The Russian Emergency Situations Ministry reported Thursday that all 43 bodies have now been found at the accident scene, and divers have recovered both the flight data and voice recorders from the plane. “Investigators are looking into all of the possible theories behind what happened. However, the most likely theories are a technical malfunction or pilot error,” Russia’s Investigative Committee said on its website. More than 50 investigators, criminologists and forensic experts are currently working at the scene, the committee said.
Russian Transport Minister Igor Levitin said all Yak-42 planes currently in operation would undergo extra checks in the next three days.
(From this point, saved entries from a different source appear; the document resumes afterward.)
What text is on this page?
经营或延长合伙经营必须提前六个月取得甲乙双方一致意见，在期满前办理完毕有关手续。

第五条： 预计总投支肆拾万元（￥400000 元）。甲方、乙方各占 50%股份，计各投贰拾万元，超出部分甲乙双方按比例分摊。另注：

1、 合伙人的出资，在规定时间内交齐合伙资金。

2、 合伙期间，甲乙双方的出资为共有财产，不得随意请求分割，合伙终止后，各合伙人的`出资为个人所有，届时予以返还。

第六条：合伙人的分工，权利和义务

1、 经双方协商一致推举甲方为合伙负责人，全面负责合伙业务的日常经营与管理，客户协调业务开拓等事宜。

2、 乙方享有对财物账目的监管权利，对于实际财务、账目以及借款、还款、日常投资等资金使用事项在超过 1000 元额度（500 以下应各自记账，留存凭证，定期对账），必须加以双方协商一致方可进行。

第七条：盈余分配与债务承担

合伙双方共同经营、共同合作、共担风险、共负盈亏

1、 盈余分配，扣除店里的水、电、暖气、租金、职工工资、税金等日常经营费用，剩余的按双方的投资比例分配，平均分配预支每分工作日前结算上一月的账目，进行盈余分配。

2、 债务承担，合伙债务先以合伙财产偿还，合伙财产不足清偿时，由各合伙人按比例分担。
Speaking from a crisis center set up in Yaroslavl to deal with the crash aftermath, he said that at the moment 16 Russian air carriers are using 57 aircraft of this type.
President Dmitry Medvedev visited the crash site and laid flowers there Thursday. “This was a shock for the whole country,” he said. “But there is a special aspect to this: the plane was carrying the lineup of a team loved not only in Yaroslavl but also all over Russia, and which was one of the most successful clubs in this country. “This is a huge loss not only to all of their relatives and beloved ones but also to all fans and the entire state.” The government will have to take tough measures to upgrade the country’s aircraft fleet, step up safety standards and radically cut the number of air companies, Medvedev said. Passengers’ lives, not the interests of Russia’s aircraft industry, should be the top priority in taking these steps, the president said, speaking at the crisis center in Yaroslavl.
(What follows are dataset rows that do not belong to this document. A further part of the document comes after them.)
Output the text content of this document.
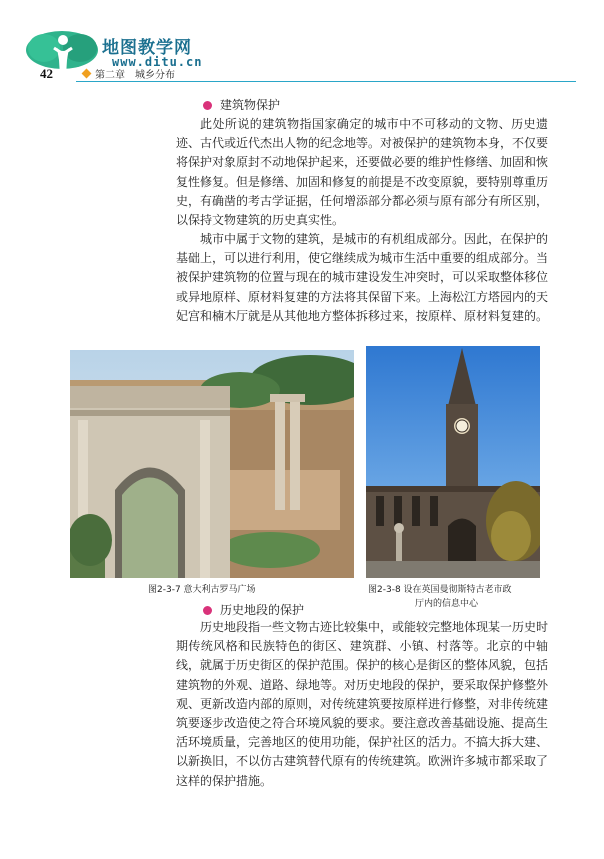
地图教学网
www.ditu.cn
42	第二章　城乡分布
建筑物保护

此处所说的建筑物指国家确定的城市中不可移动的文物、历史遗迹、古代或近代杰出人物的纪念地等。对被保护的建筑物本身，不仅要将保护对象原封不动地保护起来，还要做必要的维护性修缮、加固和恢复性修复。但是修缮、加固和修复的前提是不改变原貌，要特别尊重历史，有确凿的考古学证据，任何增添部分都必须与原有部分有所区别，以保持文物建筑的历史真实性。

城市中属于文物的建筑，是城市的有机组成部分。因此，在保护的基础上，可以进行利用，使它继续成为城市生活中重要的组成部分。当被保护建筑物的位置与现在的城市建设发生冲突时，可以采取整体移位或异地原样、原材料复建的方法将其保留下来。上海松江方塔园内的天妃宫和楠木厅就是从其他地方整体拆移过来，按原样、原材料复建的。

图2-3-7 意大利古罗马广场	图2-3-8 设在英国曼彻斯特古老市政
厅内的信息中心
历史地段的保护

历史地段指一些文物古迹比较集中，或能较完整地体现某一历史时期传统风格和民族特色的街区、建筑群、小镇、村落等。北京的中轴线，就属于历史街区的保护范围。保护的核心是街区的整体风貌，包括建筑物的外观、道路、绿地等。对历史地段的保护，要采取保护修整外观、更新改造内部的原则，对传统建筑要按原样进行修整，对非传统建筑要逐步改造使之符合环境风貌的要求。要注意改善基础设施、提高生活环境质量，完善地区的使用功能，保护社区的活力。不搞大拆大建、以新换旧，不以仿古建筑替代原有的传统建筑。欧洲许多城市都采取了这样的保护措施。
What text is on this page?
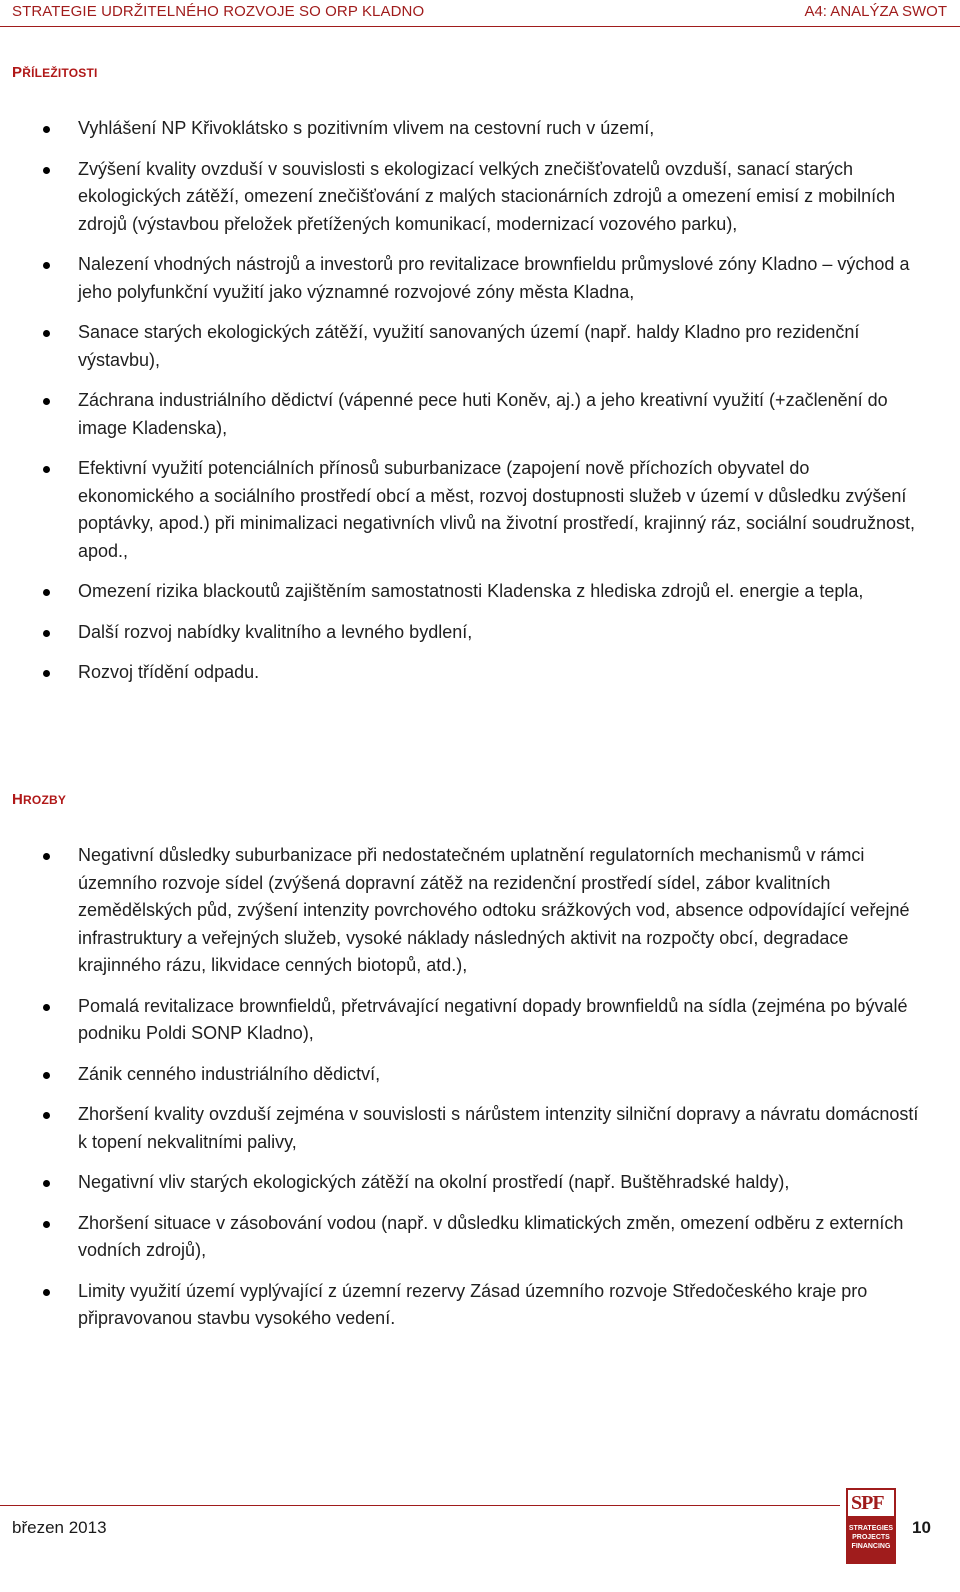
STRATEGIE UDRŽITELNÉHO ROZVOJE SO ORP KLADNO	A4: ANALÝZA SWOT
PŘÍLEŽITOSTI
Vyhlášení NP Křivoklátsko s pozitivním vlivem na cestovní ruch v území,
Zvýšení kvality ovzduší v souvislosti s ekologizací velkých znečišťovatelů ovzduší, sanací starých ekologických zátěží, omezení znečišťování z malých stacionárních zdrojů a omezení emisí z mobilních zdrojů (výstavbou přeložek přetížených komunikací, modernizací vozového parku),
Nalezení vhodných nástrojů a investorů pro revitalizace brownfieldu průmyslové zóny Kladno – východ a jeho polyfunkční využití jako významné rozvojové zóny města Kladna,
Sanace starých ekologických zátěží, využití sanovaných území (např. haldy Kladno pro rezidenční výstavbu),
Záchrana industriálního dědictví (vápenné pece huti Koněv, aj.) a jeho kreativní využití (+začlenění do image Kladenska),
Efektivní využití potenciálních přínosů suburbanizace (zapojení nově příchozích obyvatel do ekonomického a sociálního prostředí obcí a měst, rozvoj dostupnosti služeb v území v důsledku zvýšení poptávky, apod.) při minimalizaci negativních vlivů na životní prostředí, krajinný ráz, sociální soudružnost, apod.,
Omezení rizika blackoutů zajištěním samostatnosti Kladenska z hlediska zdrojů el. energie a tepla,
Další rozvoj nabídky kvalitního a levného bydlení,
Rozvoj třídění odpadu.
HROZBY
Negativní důsledky suburbanizace při nedostatečném uplatnění regulatorních mechanismů v rámci územního rozvoje sídel (zvýšená dopravní zátěž na rezidenční prostředí sídel, zábor kvalitních zemědělských půd, zvýšení intenzity povrchového odtoku srážkových vod, absence odpovídající veřejné infrastruktury a veřejných služeb, vysoké náklady následných aktivit na rozpočty obcí, degradace krajinného rázu, likvidace cenných biotopů, atd.),
Pomalá revitalizace brownfieldů, přetrvávající negativní dopady brownfieldů na sídla (zejména po bývalé podniku Poldi SONP Kladno),
Zánik cenného industriálního dědictví,
Zhoršení kvality ovzduší zejména v souvislosti s nárůstem intenzity silniční dopravy a návratu domácností k topení nekvalitními palivy,
Negativní vliv starých ekologických zátěží na okolní prostředí (např. Buštěhradské haldy),
Zhoršení situace v zásobování vodou (např. v důsledku klimatických změn, omezení odběru z externích vodních zdrojů),
Limity využití území vyplývající z územní rezervy Zásad územního rozvoje Středočeského kraje pro připravovanou stavbu vysokého vedení.
březen 2013
SPF
STRATEGIES
PROJECTS
FINANCING
10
Medvedev then went on as planned to the third Yaroslavl political forum, a high-profile annual international event taking place in the city. The Russian president, who delivered a keynote political speech to representatives from 32 countries gathered there, began his address after a moment of silence was held to pay tribute to those killed.
The Russian Kontinental Hockey League will now start its regular season Monday, following the commemorative events in Yaroslavl Saturday, the league announced on its website. The chairman of the league’s board of directors and a hockey legend in the country, Vyacheslav Fetisov, said on national TV that many players from other hockey teams had said they want to support the club and volunteered to play for the Yaroslav team. “We will work on such a transfer mechanism in the near future,” Fetisov said.
And Alexander Medvedev, president of the league, said in a radio interview that “all the KHL clubs without exception called the league and said they are willing to send their best players to Yaroslavl.”